Guggenheim Enhanced Equity Strategy Fund is a closed-end fund trading on The New York Stock Exchange under the symbol GGE. It is a leveraged equity buy/write fund, which buys Exchange Traded Funds and sells calls against them. Covered calls are sold against every position it has.
In its fiscal year ending October 31, 2012, GGE did extremely well with a total market return of 25.22% and a return on et asset value of 13.99%. This is in comparison with the S&P 500 Index, which had a return of !3.21%. Please note that the magnified return in market value was obtained by the closing of the discount from net asset value from approximately 16% to 7%. As my opinions are well known, I would wait for the discount to once again rise before making a purchase of this CEF.
As of October 31, 2012, GGE had gross assets of $135,983,778 of which $40,000,000 was borrowed funds. GGE had approximately 1.1% of its assets in short-term near cash investments.
GGE has gone through substantial changes and has unrealized depreciation of $6,172,621 and long-term loss carryforwards of a whopping $661,471,730, which considering its size, GGE can never use up. If management wishes to use effectively this massive tax loss carry forward of which the bulk expires on October 31, 2016, it must consider taking corporate action. It would be a shame for this to go to waste.
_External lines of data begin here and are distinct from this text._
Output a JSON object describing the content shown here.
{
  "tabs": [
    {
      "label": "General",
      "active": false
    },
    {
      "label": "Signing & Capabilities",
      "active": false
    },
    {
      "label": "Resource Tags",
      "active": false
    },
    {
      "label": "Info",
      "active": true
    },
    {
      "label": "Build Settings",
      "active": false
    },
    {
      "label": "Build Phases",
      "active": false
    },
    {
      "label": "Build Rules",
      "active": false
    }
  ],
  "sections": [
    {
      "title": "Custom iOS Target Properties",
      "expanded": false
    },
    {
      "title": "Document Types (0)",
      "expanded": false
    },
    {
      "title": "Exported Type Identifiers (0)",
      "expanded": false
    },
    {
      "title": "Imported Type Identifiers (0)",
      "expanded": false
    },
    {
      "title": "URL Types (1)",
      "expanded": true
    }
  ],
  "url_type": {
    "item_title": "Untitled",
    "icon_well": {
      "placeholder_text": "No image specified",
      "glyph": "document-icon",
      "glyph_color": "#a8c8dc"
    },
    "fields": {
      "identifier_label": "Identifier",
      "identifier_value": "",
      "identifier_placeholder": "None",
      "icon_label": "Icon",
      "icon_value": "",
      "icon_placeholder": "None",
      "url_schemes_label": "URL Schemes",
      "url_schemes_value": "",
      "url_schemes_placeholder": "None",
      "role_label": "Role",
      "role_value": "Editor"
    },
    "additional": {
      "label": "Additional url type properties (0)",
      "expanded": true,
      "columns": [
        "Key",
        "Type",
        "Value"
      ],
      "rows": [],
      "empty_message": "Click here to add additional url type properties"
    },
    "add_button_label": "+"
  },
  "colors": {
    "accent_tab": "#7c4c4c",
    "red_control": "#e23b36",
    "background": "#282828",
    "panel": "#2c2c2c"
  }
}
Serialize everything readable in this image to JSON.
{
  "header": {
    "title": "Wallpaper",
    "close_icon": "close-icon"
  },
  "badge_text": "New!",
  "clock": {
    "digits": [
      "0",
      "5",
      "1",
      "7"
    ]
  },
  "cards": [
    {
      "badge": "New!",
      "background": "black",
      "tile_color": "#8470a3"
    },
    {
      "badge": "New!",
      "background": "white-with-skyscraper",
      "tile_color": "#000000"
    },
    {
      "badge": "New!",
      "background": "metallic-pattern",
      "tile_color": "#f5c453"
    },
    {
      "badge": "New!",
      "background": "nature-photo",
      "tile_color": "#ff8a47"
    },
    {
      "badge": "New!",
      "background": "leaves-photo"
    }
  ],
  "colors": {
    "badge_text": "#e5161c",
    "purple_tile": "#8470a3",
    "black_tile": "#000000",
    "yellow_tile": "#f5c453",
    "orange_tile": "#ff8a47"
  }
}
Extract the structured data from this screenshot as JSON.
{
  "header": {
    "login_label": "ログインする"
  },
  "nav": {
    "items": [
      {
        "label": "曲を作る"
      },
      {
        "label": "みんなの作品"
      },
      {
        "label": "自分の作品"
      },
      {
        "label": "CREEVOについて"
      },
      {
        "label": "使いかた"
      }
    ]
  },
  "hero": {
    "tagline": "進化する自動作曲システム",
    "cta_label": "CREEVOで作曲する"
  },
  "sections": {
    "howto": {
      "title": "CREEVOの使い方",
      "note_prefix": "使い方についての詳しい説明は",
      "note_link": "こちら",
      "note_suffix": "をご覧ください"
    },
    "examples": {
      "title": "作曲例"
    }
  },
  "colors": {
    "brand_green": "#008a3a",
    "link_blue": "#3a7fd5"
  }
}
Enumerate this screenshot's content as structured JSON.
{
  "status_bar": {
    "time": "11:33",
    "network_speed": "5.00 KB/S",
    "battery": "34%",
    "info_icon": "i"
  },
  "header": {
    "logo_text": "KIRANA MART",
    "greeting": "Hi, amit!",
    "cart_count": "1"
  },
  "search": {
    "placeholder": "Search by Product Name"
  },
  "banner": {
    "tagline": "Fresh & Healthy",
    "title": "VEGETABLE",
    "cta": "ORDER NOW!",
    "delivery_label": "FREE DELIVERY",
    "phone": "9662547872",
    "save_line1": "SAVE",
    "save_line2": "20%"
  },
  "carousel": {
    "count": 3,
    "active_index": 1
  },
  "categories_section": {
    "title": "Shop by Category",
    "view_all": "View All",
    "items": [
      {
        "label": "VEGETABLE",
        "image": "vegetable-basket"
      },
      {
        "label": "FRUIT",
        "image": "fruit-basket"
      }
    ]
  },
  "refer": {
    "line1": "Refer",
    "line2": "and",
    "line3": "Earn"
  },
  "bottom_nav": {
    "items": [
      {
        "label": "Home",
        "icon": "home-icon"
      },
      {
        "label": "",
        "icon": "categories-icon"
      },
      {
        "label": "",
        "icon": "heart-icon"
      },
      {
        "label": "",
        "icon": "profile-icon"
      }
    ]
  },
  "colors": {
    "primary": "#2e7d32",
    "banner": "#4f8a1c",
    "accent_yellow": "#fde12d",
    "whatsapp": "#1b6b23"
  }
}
The fund's current holdings are all ETFs and consist of the following:
|SPDR S & P 500||41.9%|
|SPDR Dow Jones Industrial Average||24.9|
|iShares Russell 2000 Index||19.3|
|Health Care Select Sector SPDR||5.0|
|Technology Select Sector SPDR||5.0|
|Industrial Select Sector SPDR||3.4|
|SPDR S & P Retail||0.5|
Calls are written against all positions and as of October 31, 2012 GGE had received premiums of $1,022,367 on calls that had a market value of $348,572.
Five-year key figures are not great, with high expenses and massive turnover. They are as follows:
|Borrowings in Thousands||$40,000||$26,000||$33,000||$30,000||-0-|
If a buy/write fund is going to get it right, it will be GGE. Currently it is doing exactly what it should do; buying broad baskets of ETFs and selling calls against them. The fact that the results are at best mediocre may point out a structural problem with all such funds. By definition, they are forced to part with their winners and keep their losers.
This is the fund to buy if you want a buy/write fund in your portfolio. I would simply allow the discount from net asset value to widen again, which I assure you, it will. I think buy/write funds are problematic in that you do sacrifice gain for a modicum of more income. You might be better off, simply keeping a portion of your portfolio in bonds and the balance in equities.